ICoachGirls Part 2: Body confidence and the voice of the girl
ICoachGirls is a project that aims to promote and increase physical activity and sport in primary school girls. Find out more from coach and research Dr Ruth Brazier.
ICoachGirls seeks to promote and increase physical activity and sport amongst primary school age girls in local communities across six different countries, including Ireland, Hungary, Germany, Lithuania, the Netherlands. It’s a sister project of ICoachKids. Dr Ruth Brazier explains more in part 2 of the 2-part series:
Good coaching is good coaching. We don’t need to treat girls like they’re a completely different species. We don't need to wrap girls up in cotton wool.
Think about player engagement, communication strategies as a coach, session design and how to meet the needs of all players.
That's just as appropriate for boys as it is for girls, adults and players of all ages and abilities.
However, when coaching girls, like it or not, boys and girls are socialised slightly differently.
Often what is deemed to be normal and natural for boys and girls is different.
Imagine you’re running a session, particularly if the participants are young (7 years old) and just starting out in sport. Both boys and girls have never played organised rugby before.
At that age, they probably come with different types of activity backgrounds. Boys might be encouraged to rough and tumble, girls might not.

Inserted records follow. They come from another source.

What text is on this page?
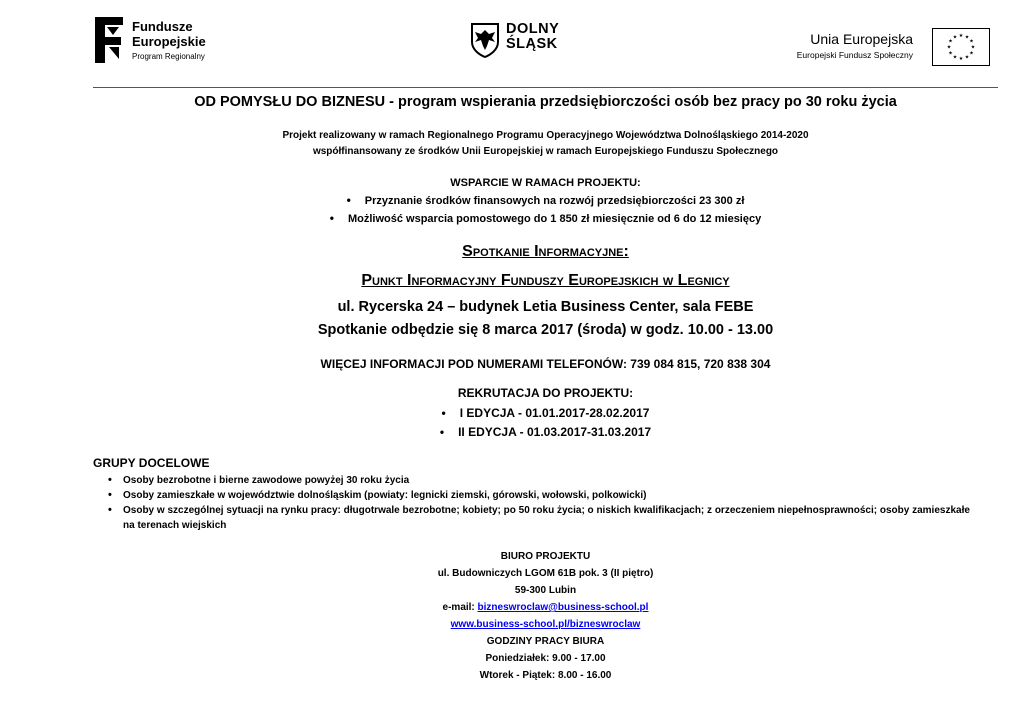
Fundusze
Europejskie
Program Regionalny
DOLNY
ŚLĄSK	Unia Europejska
Europejski Fundusz Społeczny
★ ★
★
★
★
★
★
★
★
★
★
★
OD POMYSŁU DO BIZNESU - program wspierania przedsiębiorczości osób bez pracy po 30 roku życia
Projekt realizowany w ramach Regionalnego Programu Operacyjnego Województwa Dolnośląskiego 2014-2020
współfinansowany ze środków Unii Europejskiej w ramach Europejskiego Funduszu Społecznego
WSPARCIE W RAMACH PROJEKTU:
• Przyznanie środków finansowych na rozwój przedsiębiorczości 23 300 zł
• Możliwość wsparcia pomostowego do 1 850 zł miesięcznie od 6 do 12 miesięcy
Spotkanie Informacyjne:
Punkt Informacyjny Funduszy Europejskich w Legnicy
ul. Rycerska 24 – budynek Letia Business Center, sala FEBE
Spotkanie odbędzie się 8 marca 2017 (środa) w godz. 10.00 - 13.00
WIĘCEJ INFORMACJI POD NUMERAMI TELEFONÓW: 739 084 815, 720 838 304
REKRUTACJA DO PROJEKTU:
• I EDYCJA - 01.01.2017-28.02.2017
• II EDYCJA - 01.03.2017-31.03.2017
GRUPY DOCELOWE
• Osoby bezrobotne i bierne zawodowe powyżej 30 roku życia
• Osoby zamieszkałe w województwie dolnośląskim (powiaty: legnicki ziemski, górowski, wołowski, polkowicki)
• Osoby w szczególnej sytuacji na rynku pracy: długotrwale bezrobotne; kobiety; po 50 roku życia; o niskich kwalifikacjach; z orzeczeniem niepełnosprawności; osoby zamieszkałe na terenach wiejskich
BIURO PROJEKTU
ul. Budowniczych LGOM 61B pok. 3 (II piętro)
59-300 Lubin
e-mail: bizneswroclaw@business-school.pl
www.business-school.pl/bizneswroclaw
GODZINY PRACY BIURA
Poniedziałek: 9.00 - 17.00
Wtorek - Piątek: 8.00 - 16.00
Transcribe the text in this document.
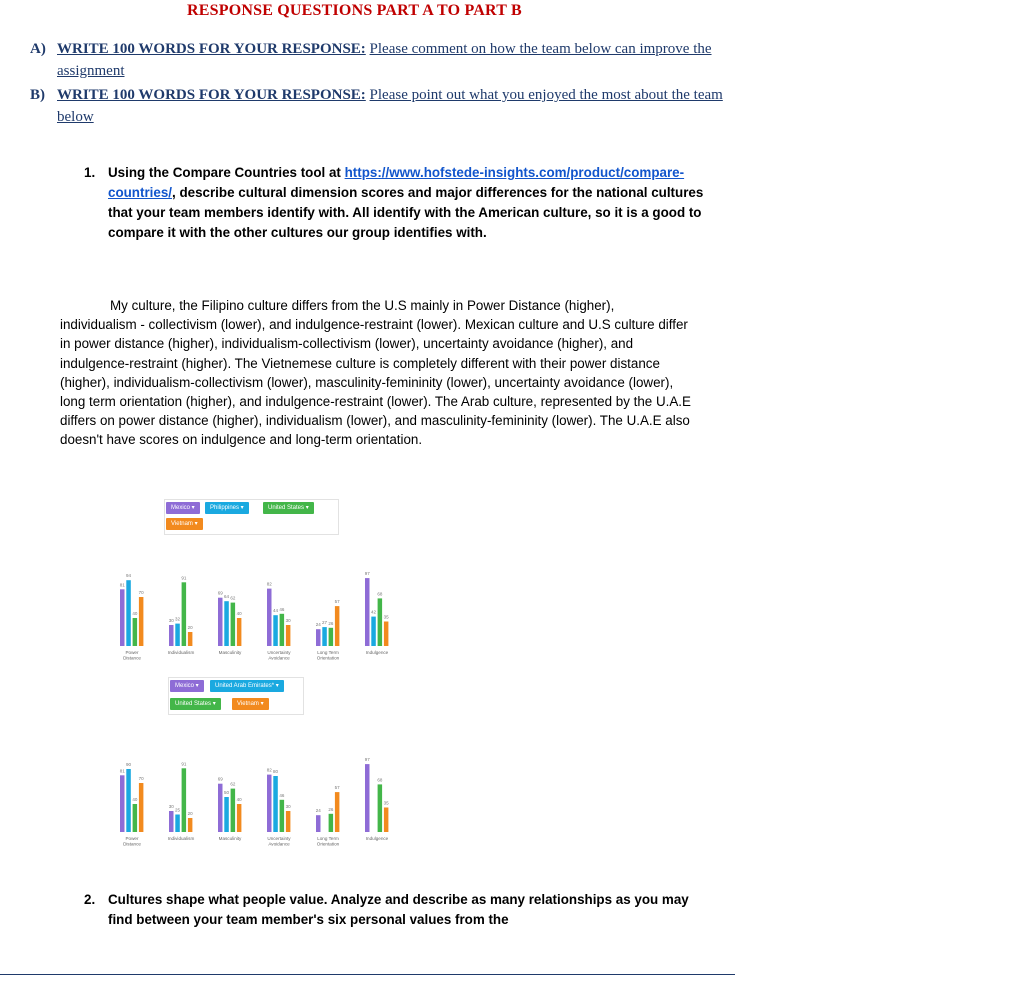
RESPONSE QUESTIONS PART A TO PART B
A) WRITE 100 WORDS FOR YOUR RESPONSE: Please comment on how the team below can improve the assignment
B) WRITE 100 WORDS FOR YOUR RESPONSE: Please point out what you enjoyed the most about the team below
1. Using the Compare Countries tool at https://www.hofstede-insights.com/product/compare-countries/, describe cultural dimension scores and major differences for the national cultures that your team members identify with. All identify with the American culture, so it is a good to compare it with the other cultures our group identifies with.
My culture, the Filipino culture differs from the U.S mainly in Power Distance (higher), individualism - collectivism (lower), and indulgence-restraint (lower). Mexican culture and U.S culture differ in power distance (higher), individualism-collectivism (lower), uncertainty avoidance (higher), and indulgence-restraint (higher). The Vietnemese culture is completely different with their power distance (higher), individualism-collectivism (lower), masculinity-femininity (lower), uncertainty avoidance (lower), long term orientation (higher), and indulgence-restraint (lower). The Arab culture, represented by the U.A.E differs on power distance (higher), individualism (lower), and masculinity-femininity (lower). The U.A.E also doesn't have scores on indulgence and long-term orientation.
Mexico ▾	Philippines ▾	United States ▾
Vietnam ▾
81
94
40
70
Power Distance
30 32
91
20
Individualism
69
64 62
40
Masculinity
82
44 46
30
Uncertainty Avoidance
24 27 26
57
Long Term Orientation
97
42
68
35
Indulgence
Mexico ▾	United Arab Emirates* ▾
United States ▾	Vietnam ▾
81
90
40
70
Power Distance
30
25
91
20
Individualism
69
50
62
40
Masculinity
82 80
46
30
Uncertainty Avoidance
24 26
57
Long Term Orientation
97
68
35
Indulgence
2. Cultures shape what people value. Analyze and describe as many relationships as you may find between your team member's six personal values from the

When coaching young children, the expectations that you have of boys and girls and how you interact with them might be slightly different
As players go through the ages, there’s not a need to treat them massively differently. The key thing is knowing them as individuals; not treating all girls the same and all boys the same.
Getting to know your participants as individuals and tailoring how you work with them is important.
Thinking about body confidence when coaching
Factoring in body confidence within coaching is hugely important particularly for girls and particularly as they maybe grow a bit older. We know girls hit puberty a bit earlier than boys.
Due to what is projected on social media about ideal body types, there’s alot of pressures and not just on girls.
Research shows that body confidence for girls becomes an issue, particularly as they start to hit puberty, which for some girls can be at 8-9 years old.
It’s important to be aware of body confidence and think about the language that we use. How we can promote body positivity?
Don’t put certain people in playing positions at a really young age because of what their body type is. Instead, think about how to promote different skills.
Rugby has a message that it’s for all shapes and sizes. Make sure this is true within your team by having different sizes of kit. This includes extra small shirts as well as larger ones.
Having sanitary products in the toilets and gender specific changing rooms can help. Have different spaces for different people to get changed.
Use the voice of the girl in your session
In ICoachGirls, we’ve tried to focus on the voice of the girl. That means we’ve tried to harness that and factor it into every session.
That means it’s not just adult coaches saying: ‘this is what we’re doing today and this is how we’re going to do it’.
We tried to give the girls an opportunity to say how they wanted to be active, especially if the participants had previously tried organised sport and had dropped out.
Giving them a voice to structure the sessions acknowledged that traditional ways of doing sport hadn’t worked for them.
We would run mini focus groups with the girls before each session. These would be feedback sessions asking them questions such as: ‘How did last week go’? What do you want to do this week?
We would give them a choice. That might be listing 2-3 things and asking which one they want to do.
A feedback session might feature something as simple as emojis and smiley faces or traffic lights (green, amber and red for what they liked and what they didn't).
Some countries came up with really innovative feedback ways, such as playing snakes and ladders. Girls have post it notes and they'd write things down. They’d then stick them onto the snakes and ladders corresponding to what they liked and didn’t (on the ladders for good things and snakes for bad things).
The voice of the girl was built into the the the ethos of the programme. If coaches want to know how to coach primary school or teenage girls, I would really recommend asking the girls.
Build the players into your sessions. How do they want to be active and how do they want to play? Ask them.
What works for them and what doesn’t? Ask them.